The Morgan County Courthouse in Berkeley Springs, WV has received an Honor Award for Excellence in Architecture from the West Virginia Chapter of the American Institute of Architects. The project was completed by Silling Associates, Inc. of Charleston.
Berkeley Springs is the county seat for Morgan County, a small community in the eastern panhandle of West Virginia. Once named Bath, VA, the town’s identity and the tourism-based economy is built around the natural springs for which the town is named. The central business district includes a small state park located directly adjacent to the main downtown intersection of Fairfax and Washington Streets and features the native sandstone baths that drew visitors to the area seeking healing from the waters of the natural springs. Berkeley Springs is an area rich in history dating to the pre-revolutionary war period and property once owned, and surveyed by George Washington in the mid-1700s. While the town has several historic homes that approach this period in history, many later period homes, constructed on the hillsides that surround the central business district, feature a native sandstone base or retaining walls that line the property edge. The central business district is typified by 1900s era, two- and three-story brick buildings with first floor shops and upper level apartments.
On August 8, 2006, fire destroyed the Morgan County Courthouse located diagonally across the main intersection from the state park. Constructed in 1924, it was the second courthouse located at the site and what would be considered as the most prominent public property in the community. It was a relatively simple, neo-classical, two story, and yellow brick building that featured a clock-tower cupola above the classical cut-stone arch entry. The entry was oriented directly to Fairfax Street and a public green space/boulevard that was at one time the main road leading east toward Virginia.
After the fire, and despite an occasional public murmur suggesting the remains be leveled and the property be used as parking, the County leadership was immediately focused on rebuilding on the Courthouse site. A clear mandate from the community was to develop a design that was reminiscent of the old courthouse and add to the architectural character and the tourism spirit of Berkeley Springs. If the original building could not be replaced, the new courthouse should capture the historic memory of the old building and, to some degree, its details. Additionally, the 1924 building had numerous non-beholding additions that took from the essence of the original. A new building was an opportunity to incorporate the added area under a single roof and create a new courthouse complex.
The new courthouse has a dominant corner entry element that anchors the building composition and addresses both Fairfax and Washington Streets responding to the current urban circulation patterns, by contrast to the single entry from Fairfax Street of 1924. The entry element features two grand retro-classical stone arches, reminiscent of the historic building entry, yet enlarged to the scale of the two-story volume of the entry plaza. The corner element features a lighted clock-tower that recalls the 1924 cupola. The new entry responds to the presence of the state park and the central business district located along the Fairfax Street edge and the shops located across Washington Street. Additionally, the building is pulled back from the common line of the adjacent buildings located on Washington Street to create a hardscape public plaza and an ADA ramp/building signage element.

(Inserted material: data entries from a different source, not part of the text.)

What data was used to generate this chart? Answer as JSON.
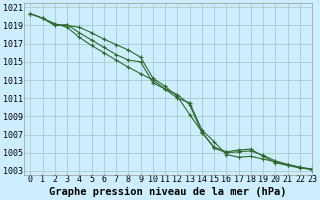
{
  "background_color": "#cceeff",
  "grid_color": "#aacccc",
  "line_color": "#2d6a2d",
  "title": "Graphe pression niveau de la mer (hPa)",
  "xlim": [
    -0.5,
    23
  ],
  "ylim": [
    1002.5,
    1021.5
  ],
  "yticks": [
    1003,
    1005,
    1007,
    1009,
    1011,
    1013,
    1015,
    1017,
    1019,
    1021
  ],
  "xticks": [
    0,
    1,
    2,
    3,
    4,
    5,
    6,
    7,
    8,
    9,
    10,
    11,
    12,
    13,
    14,
    15,
    16,
    17,
    18,
    19,
    20,
    21,
    22,
    23
  ],
  "line1": [
    1020.3,
    1019.8,
    1019.1,
    1019.0,
    1018.8,
    1018.2,
    1017.5,
    1016.9,
    1016.3,
    1015.5,
    1013.2,
    1012.3,
    1011.2,
    1009.2,
    1007.3,
    1005.5,
    1005.0,
    1005.1,
    1005.2,
    1004.7,
    1004.1,
    1003.7,
    1003.4,
    1003.2
  ],
  "line2": [
    1020.3,
    1019.8,
    1019.0,
    1019.1,
    1018.2,
    1017.4,
    1016.6,
    1015.8,
    1015.2,
    1015.0,
    1012.7,
    1012.0,
    1011.4,
    1010.3,
    1007.2,
    1005.6,
    1005.1,
    1005.3,
    1005.4,
    1004.6,
    1003.9,
    1003.6,
    1003.3,
    1003.2
  ],
  "line3": [
    1020.3,
    1019.8,
    1019.2,
    1018.8,
    1017.7,
    1016.8,
    1016.0,
    1015.2,
    1014.4,
    1013.7,
    1013.0,
    1012.0,
    1011.0,
    1010.5,
    1007.5,
    1006.2,
    1004.8,
    1004.5,
    1004.6,
    1004.3,
    1004.0,
    1003.7,
    1003.4,
    1003.1
  ],
  "title_fontsize": 7.5,
  "tick_fontsize": 6,
  "marker": "+",
  "markersize": 3.5,
  "linewidth": 0.8
}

The building materials include a stone base to tie the building to the context and yellow brick respectful both to the old courthouse and neighboring buildings. It is primarily a three-story building with larger floor-to-floor heights than the neighboring buildings. To minimize the overall scale at the street level, the Washington and Fairfax Street elevations are two-story components. Metal fascia and banding is an abstract of the classical dental mold of the old courthouse and creates scale. A one-story mass with an arched window marks the location of the County Commission adjacent to the public plaza. The scale of the ground level windows is intended to relate to the shops.
The building program includes a mix of county administrative offices on the first floor and county judicial functions including Circuit Court, Family Court and Magistrate Court on the second and third floors. To maximize the availability of natural light, offices are generally aligned to the exterior while courtrooms and records rooms are oriented to the core. Where offices are located to the core burrowed light is used to provide all offices a view to the exterior. The design includes best practice principles of public screening at the access point to vertical circulation, and clear separation of public, staff and in-custody litigants. The technical systems include state-of-art access control, courtroom digital switching and evidence presentation technology.

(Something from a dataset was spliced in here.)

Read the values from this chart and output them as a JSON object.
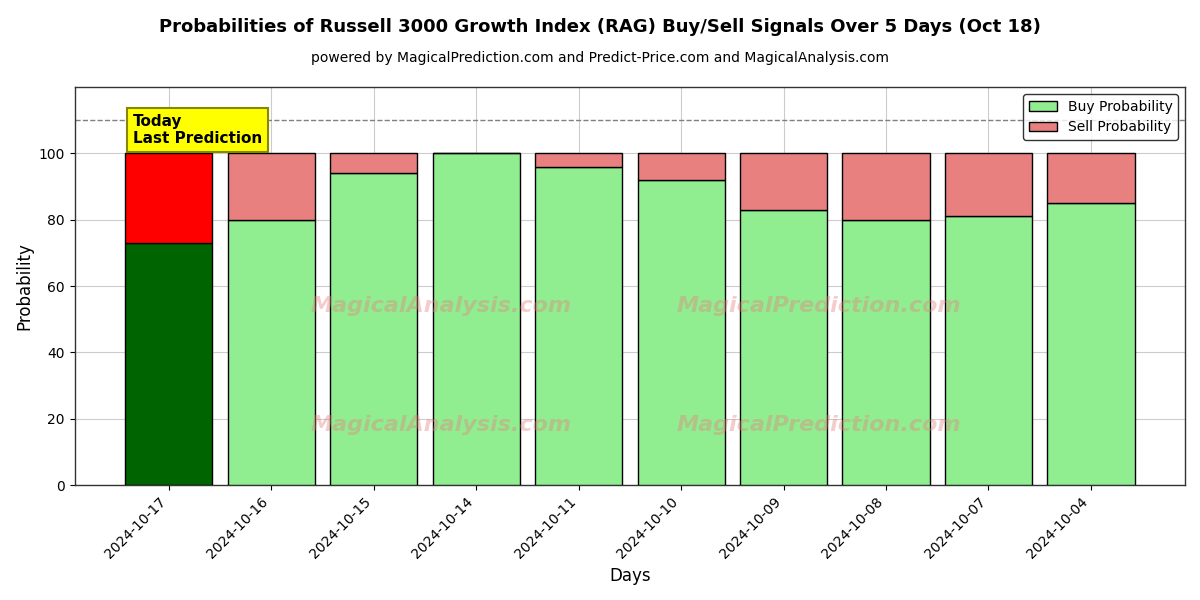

A highly sustainable geothermal HVAC system was designed utilizing the water from the existing Warm Springs Run (creek) through a heat exchanger integrated into the building’s water source heat pump. For most of the year the water in the Run will allow the boilers and fluid coolers to stay offline, providing significant energy savings. Other notable sustainable features include a white EPDM roof, photovoltaic domestic water heating and window sun screens.
Silling Associates is an award-winning architectural and interior design firm located in the former Daniel Boone Hotel (405 Capitol Street) in downtown Charleston.